Hi,
i have in a situation to get the variables which are having a "|" delimiter and each variable may or may not have spaces, so how can i skip the spaces on the string and print the string as it is.
For example:
line = "|Hello world|Hello|Hi Guys|
read x y z <<<$(echo "$line" | awk -F"|" '{print $1,$2,$3}')
echo -e "$x" (should be 'Hello world')
buts it's printing only Hello.
Could some one please help me.
No awk needed, try this:
line = "|Hello world|Hello|Hi Guys|"
OLDIFS="$IFS"
IFS="|"
set -- $line
IFS="$OLDIFS"
echo "$2"
echo "$3"
echo "$4"
Or this, since you have BASH:
IFS="|" read A B C D E <<<"|a b|c d|e f|g h"
Thanks a lot, it's woks perfectly, can you please explain about the following code.
OLDIFS="$IFS"
IFS="|"
set -- $line
IFS="$OLDIFS"
Since you don't have a closing double-quote at the end of the 1st line of this script, I'm VERY surprised that you didn't get a syntax error.
What corona688 suggested should get you what you want.
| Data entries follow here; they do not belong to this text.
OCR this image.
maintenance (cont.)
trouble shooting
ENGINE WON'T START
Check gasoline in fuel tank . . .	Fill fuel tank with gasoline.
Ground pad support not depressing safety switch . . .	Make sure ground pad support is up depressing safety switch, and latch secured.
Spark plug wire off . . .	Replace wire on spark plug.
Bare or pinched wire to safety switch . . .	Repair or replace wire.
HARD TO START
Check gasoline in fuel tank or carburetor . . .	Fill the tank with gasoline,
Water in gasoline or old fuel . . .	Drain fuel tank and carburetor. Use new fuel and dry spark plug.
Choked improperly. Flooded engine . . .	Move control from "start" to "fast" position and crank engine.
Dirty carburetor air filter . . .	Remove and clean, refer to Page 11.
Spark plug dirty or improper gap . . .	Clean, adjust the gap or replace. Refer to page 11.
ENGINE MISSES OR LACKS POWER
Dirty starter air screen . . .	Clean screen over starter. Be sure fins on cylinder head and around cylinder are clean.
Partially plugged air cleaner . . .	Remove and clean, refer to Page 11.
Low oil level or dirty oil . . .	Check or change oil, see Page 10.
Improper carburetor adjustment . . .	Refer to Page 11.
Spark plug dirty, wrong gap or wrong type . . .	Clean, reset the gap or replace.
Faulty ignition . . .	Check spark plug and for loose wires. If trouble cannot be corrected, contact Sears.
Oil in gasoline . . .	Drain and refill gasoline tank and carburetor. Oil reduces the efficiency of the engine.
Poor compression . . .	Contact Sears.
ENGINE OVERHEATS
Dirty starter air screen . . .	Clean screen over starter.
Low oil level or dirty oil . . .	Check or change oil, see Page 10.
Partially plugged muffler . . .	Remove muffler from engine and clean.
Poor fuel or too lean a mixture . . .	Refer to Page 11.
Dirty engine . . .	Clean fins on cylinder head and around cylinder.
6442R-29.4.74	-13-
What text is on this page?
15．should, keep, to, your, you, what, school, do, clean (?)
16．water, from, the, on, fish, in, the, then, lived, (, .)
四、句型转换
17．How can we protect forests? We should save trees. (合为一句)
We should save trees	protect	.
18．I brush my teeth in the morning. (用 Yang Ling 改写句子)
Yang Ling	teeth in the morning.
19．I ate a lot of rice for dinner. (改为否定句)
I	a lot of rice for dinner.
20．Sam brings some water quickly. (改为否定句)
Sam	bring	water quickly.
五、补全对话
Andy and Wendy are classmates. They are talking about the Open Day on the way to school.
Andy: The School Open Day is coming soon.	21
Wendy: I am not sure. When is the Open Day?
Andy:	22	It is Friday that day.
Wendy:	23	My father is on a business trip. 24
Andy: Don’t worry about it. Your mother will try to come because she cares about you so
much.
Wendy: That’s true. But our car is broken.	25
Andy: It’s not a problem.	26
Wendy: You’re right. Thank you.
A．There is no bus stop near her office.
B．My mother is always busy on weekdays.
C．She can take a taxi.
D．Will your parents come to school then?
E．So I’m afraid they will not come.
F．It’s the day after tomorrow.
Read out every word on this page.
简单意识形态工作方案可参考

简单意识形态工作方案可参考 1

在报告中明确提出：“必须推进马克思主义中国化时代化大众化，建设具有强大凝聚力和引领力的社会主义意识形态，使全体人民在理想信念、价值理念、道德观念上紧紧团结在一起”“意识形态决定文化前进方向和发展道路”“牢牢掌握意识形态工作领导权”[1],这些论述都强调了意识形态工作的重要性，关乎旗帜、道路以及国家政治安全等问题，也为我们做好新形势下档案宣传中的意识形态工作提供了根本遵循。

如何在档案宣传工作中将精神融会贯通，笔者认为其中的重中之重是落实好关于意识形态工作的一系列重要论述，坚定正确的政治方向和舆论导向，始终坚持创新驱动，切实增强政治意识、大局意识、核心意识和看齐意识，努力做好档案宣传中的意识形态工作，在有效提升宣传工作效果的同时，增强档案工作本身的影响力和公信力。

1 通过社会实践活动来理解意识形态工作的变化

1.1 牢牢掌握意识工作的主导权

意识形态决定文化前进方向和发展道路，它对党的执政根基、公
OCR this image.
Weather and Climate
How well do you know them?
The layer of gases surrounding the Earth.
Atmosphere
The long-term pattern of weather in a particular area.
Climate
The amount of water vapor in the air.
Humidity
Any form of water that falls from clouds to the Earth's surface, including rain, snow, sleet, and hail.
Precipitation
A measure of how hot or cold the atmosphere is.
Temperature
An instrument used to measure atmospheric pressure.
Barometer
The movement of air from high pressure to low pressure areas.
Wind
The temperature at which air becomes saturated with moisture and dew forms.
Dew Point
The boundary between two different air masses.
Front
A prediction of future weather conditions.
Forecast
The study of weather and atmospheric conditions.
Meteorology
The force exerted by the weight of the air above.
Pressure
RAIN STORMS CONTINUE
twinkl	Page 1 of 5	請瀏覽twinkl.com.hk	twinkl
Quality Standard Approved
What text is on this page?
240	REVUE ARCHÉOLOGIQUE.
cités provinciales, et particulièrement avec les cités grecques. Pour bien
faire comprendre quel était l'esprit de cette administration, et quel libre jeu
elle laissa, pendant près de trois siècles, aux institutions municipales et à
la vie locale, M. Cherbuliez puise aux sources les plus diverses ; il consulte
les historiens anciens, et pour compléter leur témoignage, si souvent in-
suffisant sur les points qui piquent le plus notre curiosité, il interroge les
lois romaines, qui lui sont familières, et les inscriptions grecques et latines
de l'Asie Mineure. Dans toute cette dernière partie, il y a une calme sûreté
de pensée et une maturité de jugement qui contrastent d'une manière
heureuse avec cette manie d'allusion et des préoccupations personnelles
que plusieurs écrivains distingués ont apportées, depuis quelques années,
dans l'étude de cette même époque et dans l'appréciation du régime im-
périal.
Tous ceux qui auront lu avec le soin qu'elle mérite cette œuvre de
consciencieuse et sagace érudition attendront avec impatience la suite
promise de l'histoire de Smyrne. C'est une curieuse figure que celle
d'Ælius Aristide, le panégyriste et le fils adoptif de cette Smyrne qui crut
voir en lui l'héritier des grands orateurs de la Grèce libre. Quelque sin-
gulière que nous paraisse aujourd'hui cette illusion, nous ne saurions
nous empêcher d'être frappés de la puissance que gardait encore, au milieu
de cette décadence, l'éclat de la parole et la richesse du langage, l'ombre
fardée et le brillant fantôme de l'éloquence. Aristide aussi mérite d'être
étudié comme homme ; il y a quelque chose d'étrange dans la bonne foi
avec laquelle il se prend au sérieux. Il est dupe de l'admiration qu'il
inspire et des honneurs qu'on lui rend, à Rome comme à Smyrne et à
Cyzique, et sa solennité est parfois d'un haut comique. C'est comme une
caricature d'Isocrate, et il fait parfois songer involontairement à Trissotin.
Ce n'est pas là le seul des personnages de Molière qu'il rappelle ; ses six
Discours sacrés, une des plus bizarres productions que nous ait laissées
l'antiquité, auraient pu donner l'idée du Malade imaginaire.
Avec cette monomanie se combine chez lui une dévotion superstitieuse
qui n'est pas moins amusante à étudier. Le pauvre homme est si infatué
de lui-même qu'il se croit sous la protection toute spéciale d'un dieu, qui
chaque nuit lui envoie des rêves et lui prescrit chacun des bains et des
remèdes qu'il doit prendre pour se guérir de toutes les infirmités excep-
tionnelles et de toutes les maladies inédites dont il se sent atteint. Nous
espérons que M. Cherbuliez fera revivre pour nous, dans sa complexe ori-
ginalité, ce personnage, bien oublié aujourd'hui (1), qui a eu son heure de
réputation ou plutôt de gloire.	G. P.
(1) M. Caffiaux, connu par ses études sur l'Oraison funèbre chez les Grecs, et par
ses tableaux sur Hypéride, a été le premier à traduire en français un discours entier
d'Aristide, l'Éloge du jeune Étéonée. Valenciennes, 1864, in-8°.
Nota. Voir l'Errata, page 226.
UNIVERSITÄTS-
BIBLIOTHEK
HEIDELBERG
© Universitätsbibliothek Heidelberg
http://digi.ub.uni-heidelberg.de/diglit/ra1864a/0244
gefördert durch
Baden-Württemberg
But, assuming you had supplied the closing double quote, let's evaluate what is going on so you may understand why you would get "Hello" assigned to x instead of "Hello World". So, assuming we start with the script:
line = "|Hello world|Hello|Hi Guys|"
read x y z <<<$(echo "$line" | awk -F"|" '{print $1,$2,$3}')
echo -e "$x" (should be 'Hello world')
then the output from
echo "$line" | awk -F"|" '{print $1,$2,$3}'
on line2 will be the string " Hello World Hello\n" because with your input field separator set to "|" in awk, $1 will be set to an empty string (what appeared in $line before the 1st "|"), $2 will be set to "Hello World", and $3 will be set to "Hello". The awk print command adds an output field separator (in this case a space) between the expansion of $1 and $2, another separator between the expansion of $2 and $3, and adds a newline terminator after the expansion of $3.
So after we're done with awk, line2 in the script is essentially:
echo " Hello World Hello"|read x y z
(ignoring the fact that the read could be executed in a subshell on some systems). Now, since you haven't given us any indication that you've changed the setting of IFS we'll assume that it the default string containing a space, a tab, and a new-line character. So read will split the line it reads and set x to Hello, y to World, and z to the remainder of the line up to the terminating new-line (which in this case is the final Hello).
So line 3 in your script echo $x (the -e option makes no difference since you know in this script that the string passed to echo can't contain any backslash escape sequences) prints "Hello" and adds a line terminating new-line character.
IFS is the shell's input field separator character list. Note that in the last post by corona688, he set IFS to "|", but only for the read command. If the command he gave had been:
IFS="|" ; read A B C D E <<<"|a b|c d|e f|g h"
instead of
IFS="|" read A B C D E <<<"|a b|c d|e f|g h"
the setting of IFS would have applied to the rest of the line parsing performed by this shell instead of just the line parsin performed by the read.
The command sequence:
OLDIFS="$IFS"
IFS="|"
...
IFS="$OLDIFS"
saves the current value of IFS in OLDIFS, sets IFS to the vertical-bar
runs whatever is specified by ... and then restores the original value of IFS.
The set -- $line sets the shell's positional parameters ($1, $2, ... $n) and $# by splitting the value stored in the line variable using the current field separator ("|").
IFS is a special variable which controls string splitting in shell. Ordinarily it splits on spaces, but it can split on other things as well. So:
1) Save default value of IFS for later.
2) Set IFS to |
3) Set the $1 $2 $3 $4 variables to $line, splitting on |
4) Restore IFS to its original value
You can also use IFS in concert with READ, like
IFS="|" read A B C D where read will split upon |, not whitespace. Because IFS is prefixed to that line, IFS will be changed only for that line and does not need to be restored. This doesn't work for set for some reason.